SECTION 4 Immunity of Assets from Seizure
Property and assets of the Corporation, wherever located and by whomsoever held, shall be immune from search, requisition, confiscation, expropriation or any other form of seizure by executive or legislative action.
SECTION 5 Immunity of Archives
The archives of the Corporation shall be inviolable.
SECTION 6 —Freedom of Assets from Restrictions
To the extent necessary to carry out the operations provided for in this Agreement and subject to the provisions of Article III, section 5, and the other provisions of this Agreement, all property and assets of the Corporation shall be free from restrictions, regulations, controls and moratoria of any nature.
SECTION 7.‑Privilege for Communications
The official communications of the Corporation shall be accorded by each member the same treatment that it accords to the official communications of other members.
SECTION 8 Immunities and Privileges of Officers and Employees
All Governors, Directors, Alternates, officers and employees of the Corporation:—
(i) shall be immune from legal process with respect to acts performed by them in their official capacity;
(ii) not being local nationals, shall be accorded the same immunities from immigration restrictions, alien registration requirements and national service obligations and the same facilities as regards exchange restrictions as are accorded by members to the representatives, officials, and employees of comparable rank of other members;
(iii) shall be granted the same treatment in respect of travelling facilities as is accorded by members to representatives, officials and employees of comp*arable rank of other members.
SECTION 9 Immunities from Taxation
(a) The Corporation, its assets, property, income and its operations and transactions authorized by this Agreement, shall be immune from all taxation and from all customs duties. The Corporation shall also be immune from liability for the collection or payment of any tax or duty.
(b) No tax shall be levied on or in respect of salaries and emoluments paid by the Corporation to Directors, Alternates, officials or employees of the Corporation who are not local citizens, local subjects, or other local nationals.
(c) No taxation of any kind shall be levied on any obligation or security issued by the Corporation (including any dividend or interest thereon) by whomsoever held:—
(i) which discriminates against such obligation or security solely because it is issued by the Corporation; or
(ii) if the sole jurisdictional basis for such taxation is the place or currency in which it is issued, made payable or paid, or the location of any office or place of business maintained by the Corporation.

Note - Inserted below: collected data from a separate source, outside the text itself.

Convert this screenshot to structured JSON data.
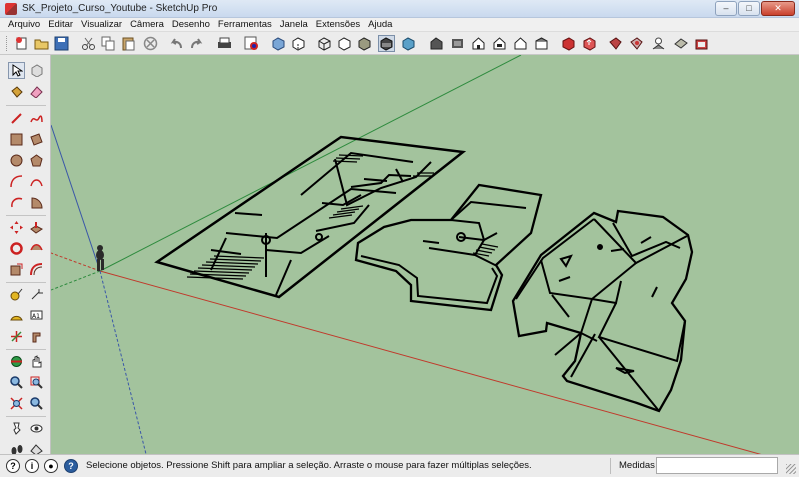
{
  "window": {
    "title": "SK_Projeto_Curso_Youtube - SketchUp Pro",
    "buttons": {
      "minimize": "–",
      "maximize": "□",
      "close": "✕"
    }
  },
  "menu": [
    "Arquivo",
    "Editar",
    "Visualizar",
    "Câmera",
    "Desenho",
    "Ferramentas",
    "Janela",
    "Extensões",
    "Ajuda"
  ],
  "toolbar": {
    "icons": [
      "new-icon",
      "open-icon",
      "save-icon",
      "cut-icon",
      "copy-icon",
      "paste-icon",
      "erase-icon",
      "undo-icon",
      "redo-icon",
      "print-icon",
      "model-info-icon",
      "xray-icon",
      "back-edges-icon",
      "wireframe-icon",
      "hidden-line-icon",
      "shaded-icon",
      "shaded-textures-icon",
      "monochrome-icon",
      "iso-icon",
      "top-icon",
      "front-icon",
      "right-icon",
      "back-icon",
      "left-icon",
      "get-models-icon",
      "share-model-icon",
      "share-component-icon",
      "extension-warehouse-icon",
      "layout-icon",
      "style-builder-icon"
    ],
    "active": "shaded-textures-icon"
  },
  "palette": {
    "tools": [
      "select-icon",
      "component-icon",
      "paint-bucket-icon",
      "eraser-icon",
      "line-icon",
      "freehand-icon",
      "rectangle-icon",
      "rotated-rectangle-icon",
      "circle-icon",
      "polygon-icon",
      "arc-icon",
      "two-point-arc-icon",
      "three-point-arc-icon",
      "pie-icon",
      "move-icon",
      "push-pull-icon",
      "rotate-icon",
      "follow-me-icon",
      "scale-icon",
      "offset-icon",
      "tape-measure-icon",
      "text-icon",
      "protractor-icon",
      "axes-icon",
      "dimension-icon",
      "3d-text-icon",
      "orbit-icon",
      "pan-icon",
      "zoom-icon",
      "zoom-window-icon",
      "zoom-extents-icon",
      "previous-view-icon",
      "position-camera-icon",
      "look-around-icon",
      "walk-icon",
      "section-plane-icon"
    ],
    "active": "select-icon"
  },
  "viewport": {
    "background": "#a3c39d",
    "axis_colors": {
      "red": "#c0392b",
      "green": "#2e8b3e",
      "blue": "#3a57a8"
    }
  },
  "status": {
    "message": "Selecione objetos. Pressione Shift para ampliar a seleção. Arraste o mouse para fazer múltiplas seleções.",
    "measurements_label": "Medidas",
    "measurements_value": "",
    "icons": [
      "geo-location-icon",
      "credit-icon",
      "help-icon"
    ]
  }
}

(d) No taxation of any kind shall be levied on any obligation or security guaranteed by the Corporation (including any dividend or interest thereon) by whomsoever held:—
(i) which discriminates against such obligation or security solely because it is guaranteed by the Corporation; or
(ii) if the sole jurisdictional basis for such taxation is the location of any office or place of business maintained by the Corporation.
SECTION 10 Application of Article
Each member shall take such action as is necessary in its own territories for the purpose of making effective in terms of its own law the principles set forth in this Article and shall inform the Corporation of the detailed action which it has taken.